Reason science correspondent Ronald Bailey has put a delightful spin on this and wonders if scientific ignorance and the suppression of vital biotechnological research is the true evil at play here:
First, the Vatican has not spoken with clarity on the issue of genetically improving crops. Back in 2003, the London Times reported that the Vatican would soon come out in favor of biotech crops as part of the solution for world starvation and malnutrition. A year later, a message from Pope John Paul II expressed reservations about biotech crops. Last year, Filipino Archbishop Cardinal Gaudencio Rosales warned that "genetically modified crops and food products could be very harmful to the environment and to human beings." The Archbishop is factually wrong about the alleged dangers of current biotech crops. What are the divine penalties for the sin of scientific ignorance?This is a great article and I suggest that you read more.

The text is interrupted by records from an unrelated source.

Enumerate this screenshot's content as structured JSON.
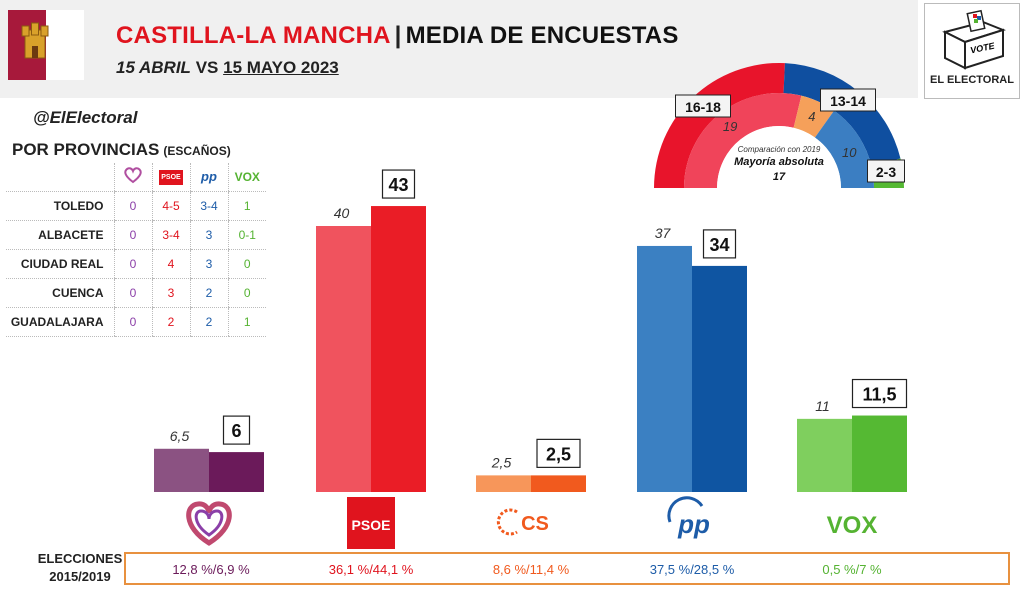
{
  "header": {
    "title_red": "CASTILLA-LA MANCHA",
    "title_sep": "|",
    "title_rest": "MEDIA DE ENCUESTAS",
    "subtitle_a": "15 ABRIL",
    "subtitle_vs": "VS",
    "subtitle_b": "15 MAYO 2023"
  },
  "logo": {
    "vote": "VOTE",
    "brand": "EL ELECTORAL"
  },
  "handle": "@ElElectoral",
  "provinces": {
    "title": "POR PROVINCIAS",
    "subtitle": "(ESCAÑOS)",
    "party_logos": [
      "♡",
      "PSOE",
      "pp",
      "VOX"
    ],
    "rows": [
      {
        "name": "TOLEDO",
        "values": [
          "0",
          "4-5",
          "3-4",
          "1"
        ]
      },
      {
        "name": "ALBACETE",
        "values": [
          "0",
          "3-4",
          "3",
          "0-1"
        ]
      },
      {
        "name": "CIUDAD REAL",
        "values": [
          "0",
          "4",
          "3",
          "0"
        ]
      },
      {
        "name": "CUENCA",
        "values": [
          "0",
          "3",
          "2",
          "0"
        ]
      },
      {
        "name": "GUADALAJARA",
        "values": [
          "0",
          "2",
          "2",
          "1"
        ]
      }
    ]
  },
  "colors": {
    "podemos": [
      "#8b5282",
      "#6b1a5a"
    ],
    "psoe": [
      "#f0535e",
      "#ea1d26"
    ],
    "cs": [
      "#f7965a",
      "#f15a1e"
    ],
    "pp": [
      "#3b80c2",
      "#0f55a2"
    ],
    "vox": [
      "#7fcf5e",
      "#55b933"
    ]
  },
  "chart_data": [
    {
      "type": "bar",
      "categories": [
        "Podemos",
        "PSOE",
        "Cs",
        "PP",
        "VOX"
      ],
      "series": [
        {
          "name": "15 ABRIL",
          "values": [
            6.5,
            40,
            2.5,
            37,
            11
          ]
        },
        {
          "name": "15 MAYO 2023",
          "values": [
            6,
            43,
            2.5,
            34,
            11.5
          ]
        }
      ],
      "labels_abril": [
        "6,5",
        "40",
        "2,5",
        "37",
        "11"
      ],
      "labels_mayo": [
        "6",
        "43",
        "2,5",
        "34",
        "11,5"
      ],
      "party_logos": [
        "♡",
        "PSOE",
        "CS",
        "pp",
        "VOX"
      ]
    },
    {
      "type": "pie",
      "subtype": "half-donut",
      "outer": [
        {
          "label": "16-18",
          "value": 17,
          "color": "#e8142b"
        },
        {
          "label": "13-14",
          "value": 13.5,
          "color": "#0f4fa0"
        },
        {
          "label": "2-3",
          "value": 2.5,
          "color": "#55b933"
        }
      ],
      "inner": [
        {
          "label": "19",
          "value": 19,
          "color": "#f0445a"
        },
        {
          "label": "4",
          "value": 4,
          "color": "#f5a05a"
        },
        {
          "label": "10",
          "value": 10,
          "color": "#3b7ec2"
        }
      ],
      "center_small": "Comparación con 2019",
      "center_title": "Mayoría absoluta",
      "center_value": "17"
    }
  ],
  "elections": {
    "label_line1": "ELECCIONES",
    "label_line2": "2015/2019",
    "values": [
      "12,8 %/6,9 %",
      "36,1 %/44,1 %",
      "8,6 %/11,4 %",
      "37,5 %/28,5 %",
      "0,5 %/7 %"
    ]
  }
}
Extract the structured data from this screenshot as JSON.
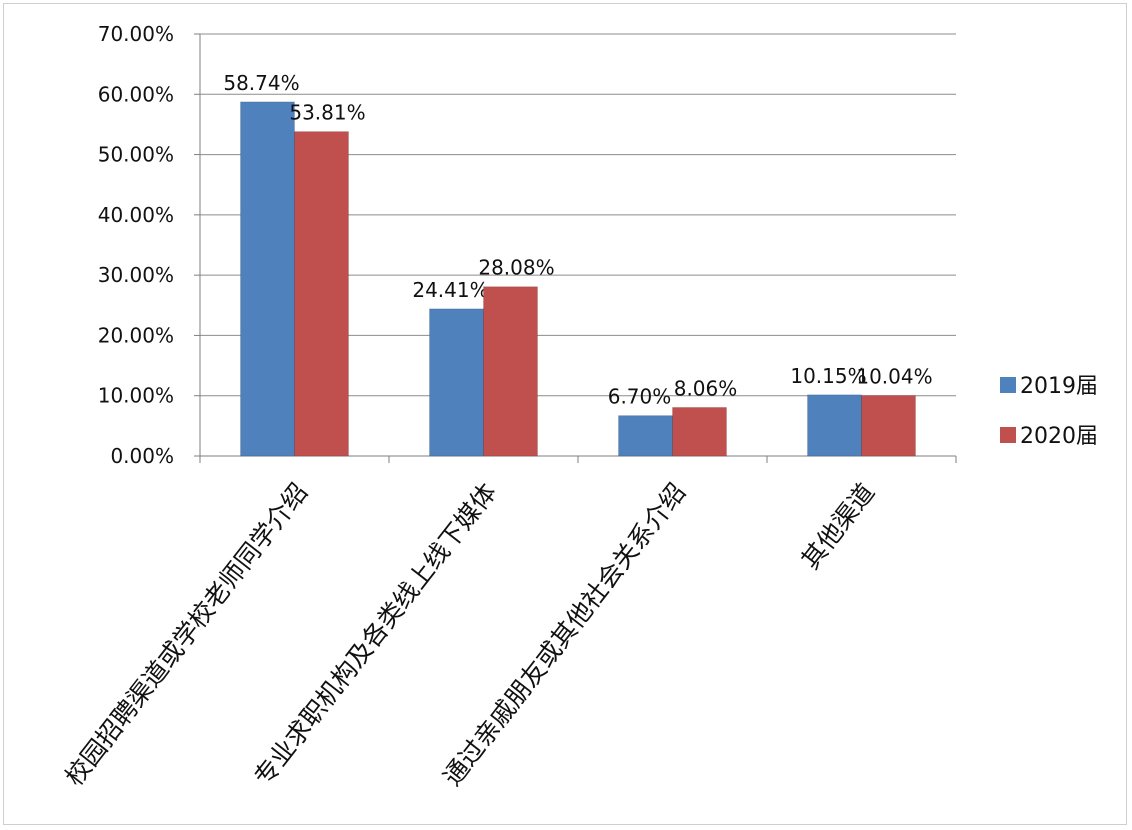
{
  "chart_data": {
    "type": "bar",
    "title": "",
    "xlabel": "",
    "ylabel": "",
    "categories": [
      "校园招聘渠道或学校老师同学介绍",
      "专业求职机构及各类线上线下媒体",
      "通过亲戚朋友或其他社会关系介绍",
      "其他渠道"
    ],
    "series": [
      {
        "name": "2019届",
        "color": "#4f81bd",
        "values": [
          58.74,
          24.41,
          6.7,
          10.15
        ],
        "labels": [
          "58.74%",
          "24.41%",
          "6.70%",
          "10.15%"
        ]
      },
      {
        "name": "2020届",
        "color": "#c0504d",
        "values": [
          53.81,
          28.08,
          8.06,
          10.04
        ],
        "labels": [
          "53.81%",
          "28.08%",
          "8.06%",
          "10.04%"
        ]
      }
    ],
    "ylim": [
      0,
      70
    ],
    "yticks": [
      0,
      10,
      20,
      30,
      40,
      50,
      60,
      70
    ],
    "ytick_labels": [
      "0.00%",
      "10.00%",
      "20.00%",
      "30.00%",
      "40.00%",
      "50.00%",
      "60.00%",
      "70.00%"
    ],
    "grid": true,
    "legend_position": "right"
  }
}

The Roman Catholic and generally free market think tank, the Acton Institute, notes that some religious thinkers believe that it might be all right with God for us to modify plants, but not animals. The distinction is based upon the idea that while God commanded Noah to save animal lineages, the Almighty said nothing about preserving plants on the Ark. As evangelical biologist Calvin Dewitt explains, "These lineages are creations of the Creator, and they are... gifts to the whole of creation."
However, the Creator doesn't seem to be much of a steward of His Creation, since an estimated 99.9 percent of all species that ever lived are now extinct. And of course, argument against genetically modifying animals overlooks the fact that the genetic lineages of all domesticated animals have been dramatically modified by people over the millennia. Perhaps the souls of some of our ancestors are roasting in the infernal abyss for the sin of turning wolves into dogs and aurochs into Holsteins.